The event was an awards ceremony and they recognized some great companies for doing amazing things over the past year. The story of helping customers shake off their legacy XP dust and move to the more modern Windows 7 OS was fascinating and exciting at the same time. There is a strong adoption rate, and I am still surprised so many companies are still on the legacy platform. It is interesting to hear the buzz around the upcoming announcement of Windows 8 when so many companies still have to move through the step of Windows 7. That translates to a nice buffer and is again why I tell people to stop sweating what Windows 8 will be – I’m sure it is going to be incredible but in no way, shape, or form can it possibly stomp out what we are doing in the Windows 7 world when so many customers will be stepping through 7 on their journey from XP.
We were extremely surprised and delighted to receive the inaugural Windows 7 2011 Slate Partner of the Year Award. It was an honor to learn our efforts in that space were so impactful. We’ve done quite a few projects ranging from Rooms to Go point of sale to e-Reader applications to creating frameworks, guidance, and best practices for reusing components between Windows Phone 7 and slate projects. The exciting thing about slate development is that it can be done with the same tools and platforms Microsoft developers are already used to, such as WPF or Silverlight. We’ve been able to leverage frameworks like our LightTouch library and the Jounce MVVM Framework across multiple projects in this space.

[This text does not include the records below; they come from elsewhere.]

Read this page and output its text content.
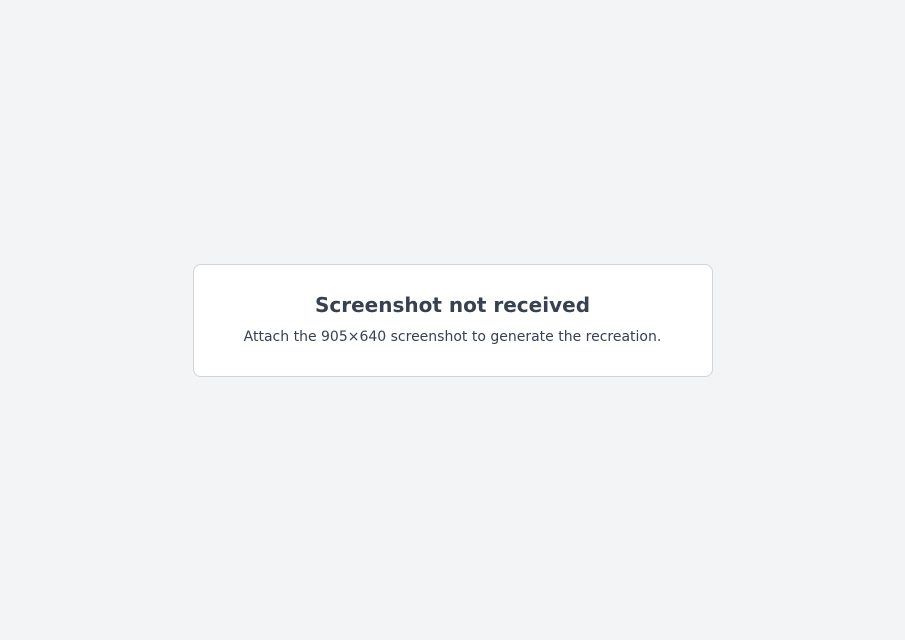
Screenshot not received

Attach the 905×640 screenshot to generate the recreation.
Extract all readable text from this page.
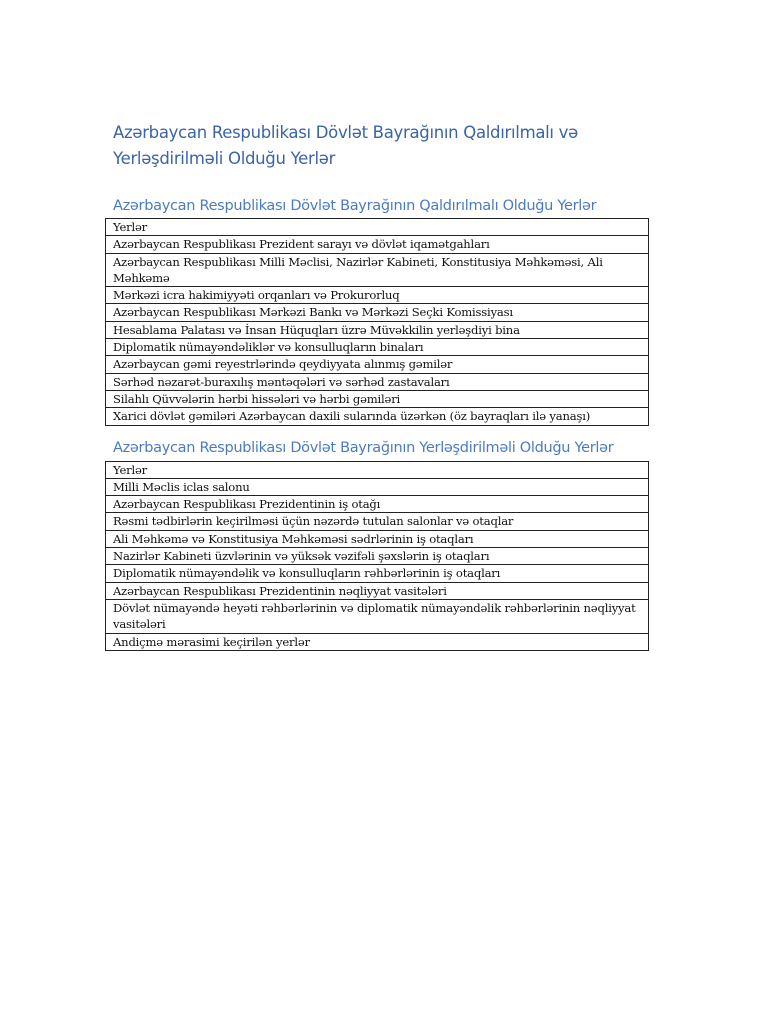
Azərbaycan Respublikası Dövlət Bayrağının Qaldırılmalı və Yerləşdirilməli Olduğu Yerlər
Azərbaycan Respublikası Dövlət Bayrağının Qaldırılmalı Olduğu Yerlər
Yerlər
Azərbaycan Respublikası Prezident sarayı və dövlət iqamətgahları
Azərbaycan Respublikası Milli Məclisi, Nazirlər Kabineti, Konstitusiya Məhkəməsi, Ali Məhkəmə
Mərkəzi icra hakimiyyəti orqanları və Prokurorluq
Azərbaycan Respublikası Mərkəzi Bankı və Mərkəzi Seçki Komissiyası
Hesablama Palatası və İnsan Hüquqları üzrə Müvəkkilin yerləşdiyi bina
Diplomatik nümayəndəliklər və konsulluqların binaları
Azərbaycan gəmi reyestrlərində qeydiyyata alınmış gəmilər
Sərhəd nəzarət-buraxılış məntəqələri və sərhəd zastavaları
Silahlı Qüvvələrin hərbi hissələri və hərbi gəmiləri
Xarici dövlət gəmiləri Azərbaycan daxili sularında üzərkən (öz bayraqları ilə yanaşı)
Azərbaycan Respublikası Dövlət Bayrağının Yerləşdirilməli Olduğu Yerlər
Yerlər
Milli Məclis iclas salonu
Azərbaycan Respublikası Prezidentinin iş otağı
Rəsmi tədbirlərin keçirilməsi üçün nəzərdə tutulan salonlar və otaqlar
Ali Məhkəmə və Konstitusiya Məhkəməsi sədrlərinin iş otaqları
Nazirlər Kabineti üzvlərinin və yüksək vəzifəli şəxslərin iş otaqları
Diplomatik nümayəndəlik və konsulluqların rəhbərlərinin iş otaqları
Azərbaycan Respublikası Prezidentinin nəqliyyat vasitələri
Dövlət nümayəndə heyəti rəhbərlərinin və diplomatik nümayəndəlik rəhbərlərinin nəqliyyat vasitələri
Andiçmə mərasimi keçirilən yerlər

The award was an amazing honor but to me speaks to much more than what we were able to accomplish. It is a true indicator of what the pipeline looks like and how important slate will be in the coming years, for both Windows 7 and Windows 8 based solutions. I’m excited to hear what comes out of BUILD and to see how the landscape changes in the coming year. Make no mistake: while the consumer devices have forced executives to wake up and companies to revisit their approach to cross-platform development, it is the line of business applications that require ruggedized devices, strong security policies, and integration with legacy code and services that will drive the enterprise experience, and in my opinion that experience will not be written in Objective-C. There definitely is a place for the consumer devices and we can’t ignore that, and it does make sense for many applications to focus on the reach necessary to show an executive dashboard on a CEO’s favorite device, but this will never negate the reality of what the nurse is carrying in the field when making house visits, what the sales person is using the salesroom floor, or what the worker is using mounted to their fork-lift as they navigate the aisles of a large warehouse.
Thanks Microsoft for the amazing award and congratulations to my colleagues at Wintellect who worked together to make it possible.